Mac OS X v10.6 Troubleshooting Exam (9L0-062) — $150USD Tests practical knowledge of Mac OS X emphasizing troubleshooting of Mac OS X version 10.6, and applies knowledge of Mac OS X 10.6 toward identifying common Mac OS X issues.
Please note that ACMT certification by itself does not authorize a technician to perform repairs on Apple products.
so you are allowed to do what we all do here every day really
not me , but some here who have no such certificate know much more about OSX snow leopard and intel Mac's then the ones with that certificate
despite i can build hackintoshes running OSX snow leopard so i know a bit about OSX snow leopard , kext's and such
DANGER POST MAY CONTAIN SARCASM
Intelligence does not need Intel inside,
All it needs is good sense outside.
Last edited by MacHamster68; Sep 21, 2011 at 04:20 AM.
|Sep 21, 2011, 04:58 PM||#5|
thanks for the encouragement and concerns everybody. I appreciate the feedback. I'm going to stick with my current plan of getting ACSP certified and see if I want to take it further. In the meantime, I'll think I'll start fiddling around with some not so current/slightly non working macs to try and repair them for my own benefit. any thoughts on jobs I should look out for?

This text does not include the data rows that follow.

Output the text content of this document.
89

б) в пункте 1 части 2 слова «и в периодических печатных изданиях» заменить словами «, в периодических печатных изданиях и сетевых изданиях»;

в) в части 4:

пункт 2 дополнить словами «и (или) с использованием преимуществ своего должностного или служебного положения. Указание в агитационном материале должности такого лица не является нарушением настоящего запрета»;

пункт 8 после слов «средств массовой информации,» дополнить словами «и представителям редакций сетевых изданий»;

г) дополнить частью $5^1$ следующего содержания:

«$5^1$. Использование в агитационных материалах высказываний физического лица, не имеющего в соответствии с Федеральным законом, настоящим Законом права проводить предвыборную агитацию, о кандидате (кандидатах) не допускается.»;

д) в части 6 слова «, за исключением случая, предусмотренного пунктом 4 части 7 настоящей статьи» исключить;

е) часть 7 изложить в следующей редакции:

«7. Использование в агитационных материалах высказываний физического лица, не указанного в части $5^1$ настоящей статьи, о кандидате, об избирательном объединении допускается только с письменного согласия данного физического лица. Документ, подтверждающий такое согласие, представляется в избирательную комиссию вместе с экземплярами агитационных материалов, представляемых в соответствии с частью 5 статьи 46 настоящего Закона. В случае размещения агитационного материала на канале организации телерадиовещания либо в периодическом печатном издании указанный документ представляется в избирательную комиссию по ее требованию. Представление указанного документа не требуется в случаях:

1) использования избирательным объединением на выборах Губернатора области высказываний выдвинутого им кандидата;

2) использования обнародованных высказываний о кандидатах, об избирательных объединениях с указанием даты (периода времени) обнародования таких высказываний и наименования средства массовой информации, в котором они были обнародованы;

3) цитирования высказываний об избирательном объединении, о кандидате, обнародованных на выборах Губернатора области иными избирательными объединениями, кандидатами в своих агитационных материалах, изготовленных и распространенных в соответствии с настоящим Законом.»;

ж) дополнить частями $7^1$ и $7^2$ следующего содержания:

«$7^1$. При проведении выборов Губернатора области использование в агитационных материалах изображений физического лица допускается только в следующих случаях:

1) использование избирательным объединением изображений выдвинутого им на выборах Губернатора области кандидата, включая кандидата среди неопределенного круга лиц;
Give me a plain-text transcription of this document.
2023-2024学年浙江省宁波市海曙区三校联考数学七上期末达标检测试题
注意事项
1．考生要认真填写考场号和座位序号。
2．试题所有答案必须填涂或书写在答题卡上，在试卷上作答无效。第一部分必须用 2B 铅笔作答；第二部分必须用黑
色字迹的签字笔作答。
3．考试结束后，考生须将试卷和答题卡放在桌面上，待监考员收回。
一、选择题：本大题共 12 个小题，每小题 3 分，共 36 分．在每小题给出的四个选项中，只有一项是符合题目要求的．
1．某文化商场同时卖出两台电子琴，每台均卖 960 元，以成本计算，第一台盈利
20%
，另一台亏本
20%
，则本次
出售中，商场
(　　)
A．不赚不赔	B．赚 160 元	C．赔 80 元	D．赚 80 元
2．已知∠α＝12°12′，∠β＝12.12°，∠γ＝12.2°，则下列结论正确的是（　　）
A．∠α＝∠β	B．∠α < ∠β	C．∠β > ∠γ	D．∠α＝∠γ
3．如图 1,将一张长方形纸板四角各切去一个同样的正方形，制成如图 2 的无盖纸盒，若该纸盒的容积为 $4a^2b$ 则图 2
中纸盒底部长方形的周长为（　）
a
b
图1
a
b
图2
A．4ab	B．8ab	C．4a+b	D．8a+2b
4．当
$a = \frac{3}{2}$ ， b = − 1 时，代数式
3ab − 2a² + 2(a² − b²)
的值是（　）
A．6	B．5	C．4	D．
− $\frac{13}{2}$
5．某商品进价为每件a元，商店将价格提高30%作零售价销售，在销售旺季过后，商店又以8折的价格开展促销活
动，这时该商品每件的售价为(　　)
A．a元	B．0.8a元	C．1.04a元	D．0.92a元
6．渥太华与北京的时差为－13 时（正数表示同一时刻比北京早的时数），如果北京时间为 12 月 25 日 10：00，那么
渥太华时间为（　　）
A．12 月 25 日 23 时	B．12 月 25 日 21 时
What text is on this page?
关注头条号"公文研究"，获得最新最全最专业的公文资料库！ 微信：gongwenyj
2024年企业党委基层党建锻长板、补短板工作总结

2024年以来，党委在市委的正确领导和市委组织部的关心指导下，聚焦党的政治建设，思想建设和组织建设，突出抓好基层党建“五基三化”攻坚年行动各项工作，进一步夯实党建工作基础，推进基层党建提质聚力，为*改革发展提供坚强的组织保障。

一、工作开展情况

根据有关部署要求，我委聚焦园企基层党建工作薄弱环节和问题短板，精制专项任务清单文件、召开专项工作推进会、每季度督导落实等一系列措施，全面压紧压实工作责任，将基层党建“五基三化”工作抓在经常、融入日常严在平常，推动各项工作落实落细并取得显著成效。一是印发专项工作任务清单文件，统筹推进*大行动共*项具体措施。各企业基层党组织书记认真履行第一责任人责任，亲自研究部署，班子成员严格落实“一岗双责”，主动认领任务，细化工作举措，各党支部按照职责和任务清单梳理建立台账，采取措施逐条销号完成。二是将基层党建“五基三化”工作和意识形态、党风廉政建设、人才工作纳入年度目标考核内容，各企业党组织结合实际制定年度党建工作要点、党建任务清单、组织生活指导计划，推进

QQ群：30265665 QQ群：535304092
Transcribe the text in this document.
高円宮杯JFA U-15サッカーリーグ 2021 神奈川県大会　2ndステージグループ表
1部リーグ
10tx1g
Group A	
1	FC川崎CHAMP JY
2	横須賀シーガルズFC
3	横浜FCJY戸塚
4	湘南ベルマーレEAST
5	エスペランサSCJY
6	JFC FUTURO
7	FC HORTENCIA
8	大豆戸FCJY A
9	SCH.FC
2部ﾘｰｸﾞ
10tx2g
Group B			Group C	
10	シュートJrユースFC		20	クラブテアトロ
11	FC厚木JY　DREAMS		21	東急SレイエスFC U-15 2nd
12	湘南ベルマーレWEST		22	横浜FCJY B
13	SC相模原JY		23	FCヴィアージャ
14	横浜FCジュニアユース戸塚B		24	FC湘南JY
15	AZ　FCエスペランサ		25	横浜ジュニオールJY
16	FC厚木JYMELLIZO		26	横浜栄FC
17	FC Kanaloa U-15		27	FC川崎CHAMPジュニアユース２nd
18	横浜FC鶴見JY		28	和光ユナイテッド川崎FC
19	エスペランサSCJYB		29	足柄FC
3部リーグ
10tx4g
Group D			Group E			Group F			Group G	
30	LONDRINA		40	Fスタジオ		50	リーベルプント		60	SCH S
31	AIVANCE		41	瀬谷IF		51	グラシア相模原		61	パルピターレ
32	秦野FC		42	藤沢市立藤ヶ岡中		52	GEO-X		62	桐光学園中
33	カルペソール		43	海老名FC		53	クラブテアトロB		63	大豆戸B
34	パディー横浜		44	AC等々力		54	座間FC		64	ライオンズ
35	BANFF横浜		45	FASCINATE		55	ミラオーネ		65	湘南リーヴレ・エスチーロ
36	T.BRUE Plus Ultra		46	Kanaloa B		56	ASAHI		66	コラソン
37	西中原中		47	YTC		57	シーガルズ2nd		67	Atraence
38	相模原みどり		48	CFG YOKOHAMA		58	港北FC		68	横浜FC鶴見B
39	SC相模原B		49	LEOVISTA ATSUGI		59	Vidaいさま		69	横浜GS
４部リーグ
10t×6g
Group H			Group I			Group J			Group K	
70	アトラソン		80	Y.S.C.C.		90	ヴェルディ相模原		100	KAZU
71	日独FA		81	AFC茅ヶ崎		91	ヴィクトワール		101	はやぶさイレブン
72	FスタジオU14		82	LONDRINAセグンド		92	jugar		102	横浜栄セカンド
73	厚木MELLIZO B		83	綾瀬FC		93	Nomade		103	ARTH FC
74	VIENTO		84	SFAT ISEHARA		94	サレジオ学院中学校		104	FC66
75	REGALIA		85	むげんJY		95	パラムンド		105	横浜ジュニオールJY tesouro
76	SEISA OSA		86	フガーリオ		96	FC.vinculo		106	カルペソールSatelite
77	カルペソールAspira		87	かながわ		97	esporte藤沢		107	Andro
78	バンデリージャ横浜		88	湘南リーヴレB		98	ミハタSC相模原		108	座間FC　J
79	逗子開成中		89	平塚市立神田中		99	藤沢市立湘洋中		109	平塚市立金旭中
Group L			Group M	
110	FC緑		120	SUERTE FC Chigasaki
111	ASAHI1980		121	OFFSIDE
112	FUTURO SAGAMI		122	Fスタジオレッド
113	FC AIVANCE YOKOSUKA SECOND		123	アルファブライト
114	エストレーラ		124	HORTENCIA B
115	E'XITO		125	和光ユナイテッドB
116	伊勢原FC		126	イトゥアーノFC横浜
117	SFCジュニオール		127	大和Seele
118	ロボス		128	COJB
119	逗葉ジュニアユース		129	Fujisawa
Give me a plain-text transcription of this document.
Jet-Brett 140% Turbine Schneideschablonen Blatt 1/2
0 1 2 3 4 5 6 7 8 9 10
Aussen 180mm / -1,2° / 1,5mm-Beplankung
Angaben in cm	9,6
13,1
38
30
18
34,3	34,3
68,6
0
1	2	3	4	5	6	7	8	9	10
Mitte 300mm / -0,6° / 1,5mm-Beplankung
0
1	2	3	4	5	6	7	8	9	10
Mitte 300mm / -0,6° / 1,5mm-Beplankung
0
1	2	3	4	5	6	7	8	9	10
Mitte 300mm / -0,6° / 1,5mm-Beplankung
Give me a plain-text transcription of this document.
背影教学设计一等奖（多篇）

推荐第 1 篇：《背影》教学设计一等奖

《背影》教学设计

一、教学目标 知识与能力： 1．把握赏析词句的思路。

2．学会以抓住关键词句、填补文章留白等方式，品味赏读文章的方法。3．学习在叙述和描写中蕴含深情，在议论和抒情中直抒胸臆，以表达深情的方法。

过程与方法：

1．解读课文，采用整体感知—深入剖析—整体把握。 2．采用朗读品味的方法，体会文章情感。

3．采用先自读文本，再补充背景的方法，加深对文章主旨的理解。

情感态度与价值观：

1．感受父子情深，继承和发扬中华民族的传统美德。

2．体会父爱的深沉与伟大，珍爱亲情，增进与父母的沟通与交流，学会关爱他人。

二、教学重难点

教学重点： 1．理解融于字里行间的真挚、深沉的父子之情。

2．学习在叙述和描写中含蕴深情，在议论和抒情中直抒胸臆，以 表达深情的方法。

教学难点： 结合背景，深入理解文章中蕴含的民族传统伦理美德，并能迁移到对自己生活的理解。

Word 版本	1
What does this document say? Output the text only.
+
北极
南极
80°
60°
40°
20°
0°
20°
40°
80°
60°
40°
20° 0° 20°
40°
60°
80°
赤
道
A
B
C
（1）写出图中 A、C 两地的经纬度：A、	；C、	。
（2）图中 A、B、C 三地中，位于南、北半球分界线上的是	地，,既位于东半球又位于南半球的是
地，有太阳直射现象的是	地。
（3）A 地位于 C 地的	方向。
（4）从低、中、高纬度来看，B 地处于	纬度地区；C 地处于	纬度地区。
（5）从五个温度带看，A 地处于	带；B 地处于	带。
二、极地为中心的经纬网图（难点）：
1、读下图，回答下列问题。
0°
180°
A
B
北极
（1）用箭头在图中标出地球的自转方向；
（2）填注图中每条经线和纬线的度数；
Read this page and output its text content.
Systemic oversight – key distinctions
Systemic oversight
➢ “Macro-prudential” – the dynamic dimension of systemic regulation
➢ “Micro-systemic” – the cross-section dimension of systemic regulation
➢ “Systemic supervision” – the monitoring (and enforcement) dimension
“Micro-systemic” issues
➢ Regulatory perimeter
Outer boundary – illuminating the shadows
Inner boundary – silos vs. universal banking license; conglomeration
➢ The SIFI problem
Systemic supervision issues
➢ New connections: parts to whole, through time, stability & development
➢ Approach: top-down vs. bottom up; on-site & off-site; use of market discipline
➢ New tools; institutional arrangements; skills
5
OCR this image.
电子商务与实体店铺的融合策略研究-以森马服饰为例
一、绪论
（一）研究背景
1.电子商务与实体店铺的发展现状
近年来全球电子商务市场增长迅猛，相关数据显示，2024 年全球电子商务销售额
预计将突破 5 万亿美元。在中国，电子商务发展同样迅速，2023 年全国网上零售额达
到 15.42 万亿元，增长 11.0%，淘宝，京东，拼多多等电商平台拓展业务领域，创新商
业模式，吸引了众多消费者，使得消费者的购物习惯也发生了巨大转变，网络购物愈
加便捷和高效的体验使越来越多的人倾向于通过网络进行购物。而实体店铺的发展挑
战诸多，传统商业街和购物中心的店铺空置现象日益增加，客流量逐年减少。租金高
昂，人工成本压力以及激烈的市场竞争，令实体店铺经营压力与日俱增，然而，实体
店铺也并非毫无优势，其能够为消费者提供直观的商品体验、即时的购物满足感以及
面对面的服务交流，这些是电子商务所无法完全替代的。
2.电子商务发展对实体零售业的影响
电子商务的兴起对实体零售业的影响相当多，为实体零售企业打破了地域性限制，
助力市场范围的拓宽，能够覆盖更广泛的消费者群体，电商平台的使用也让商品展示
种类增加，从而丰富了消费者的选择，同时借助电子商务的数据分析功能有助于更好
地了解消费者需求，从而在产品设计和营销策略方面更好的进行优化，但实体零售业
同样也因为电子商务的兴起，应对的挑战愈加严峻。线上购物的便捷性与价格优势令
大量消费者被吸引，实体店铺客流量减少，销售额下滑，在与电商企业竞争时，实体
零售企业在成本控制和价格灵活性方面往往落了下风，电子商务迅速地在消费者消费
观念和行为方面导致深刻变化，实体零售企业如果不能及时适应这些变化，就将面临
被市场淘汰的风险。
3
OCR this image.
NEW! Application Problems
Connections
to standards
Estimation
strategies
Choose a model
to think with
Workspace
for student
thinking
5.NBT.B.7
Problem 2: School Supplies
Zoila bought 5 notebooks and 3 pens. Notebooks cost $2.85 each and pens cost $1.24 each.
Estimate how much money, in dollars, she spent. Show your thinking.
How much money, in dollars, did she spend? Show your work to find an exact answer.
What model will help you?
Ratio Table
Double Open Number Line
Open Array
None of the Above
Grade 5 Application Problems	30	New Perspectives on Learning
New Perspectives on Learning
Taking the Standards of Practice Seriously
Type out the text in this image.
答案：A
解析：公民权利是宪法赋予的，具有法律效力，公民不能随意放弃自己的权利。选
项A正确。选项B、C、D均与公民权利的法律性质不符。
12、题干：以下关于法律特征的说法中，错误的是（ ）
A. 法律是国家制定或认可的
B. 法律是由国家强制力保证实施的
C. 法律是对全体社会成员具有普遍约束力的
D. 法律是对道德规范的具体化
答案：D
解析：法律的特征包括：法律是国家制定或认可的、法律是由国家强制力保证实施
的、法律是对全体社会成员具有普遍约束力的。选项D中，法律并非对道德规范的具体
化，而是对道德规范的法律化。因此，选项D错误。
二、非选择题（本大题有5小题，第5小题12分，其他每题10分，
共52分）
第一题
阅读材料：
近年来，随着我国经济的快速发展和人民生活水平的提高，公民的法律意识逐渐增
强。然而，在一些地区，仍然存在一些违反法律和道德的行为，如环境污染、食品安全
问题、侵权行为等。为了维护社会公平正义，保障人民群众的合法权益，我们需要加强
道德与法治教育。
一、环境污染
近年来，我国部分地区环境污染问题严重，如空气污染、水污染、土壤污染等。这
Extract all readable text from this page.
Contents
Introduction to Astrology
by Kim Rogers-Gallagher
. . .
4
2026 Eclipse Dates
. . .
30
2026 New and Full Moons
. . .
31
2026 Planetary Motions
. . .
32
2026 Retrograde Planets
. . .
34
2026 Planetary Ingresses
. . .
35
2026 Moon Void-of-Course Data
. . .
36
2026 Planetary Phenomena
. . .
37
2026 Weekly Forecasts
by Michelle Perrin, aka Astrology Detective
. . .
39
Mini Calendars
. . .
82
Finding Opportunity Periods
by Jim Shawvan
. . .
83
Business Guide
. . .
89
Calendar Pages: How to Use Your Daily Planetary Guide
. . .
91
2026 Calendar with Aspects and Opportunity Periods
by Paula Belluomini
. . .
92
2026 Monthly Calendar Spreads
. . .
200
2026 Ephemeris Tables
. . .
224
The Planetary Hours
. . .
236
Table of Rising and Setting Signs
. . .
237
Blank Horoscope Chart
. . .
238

|Sep 22, 2011, 07:57 PM||#6|
As someone who is still getting into his IT career (going 3yrs now), I just want to mention a couple of things:
1. The number of places that like or require or prefer certifications are the same as those that don't care about them. So while they don't hurt in any way, they don't make the difference in every case and most places want experience above everything.
2. If you want certs, don't bother with A+. I personally would recommend Security+. With all the data and security breaches, I imagine many places are looking to beef up their security. Java and VMware may also be useful.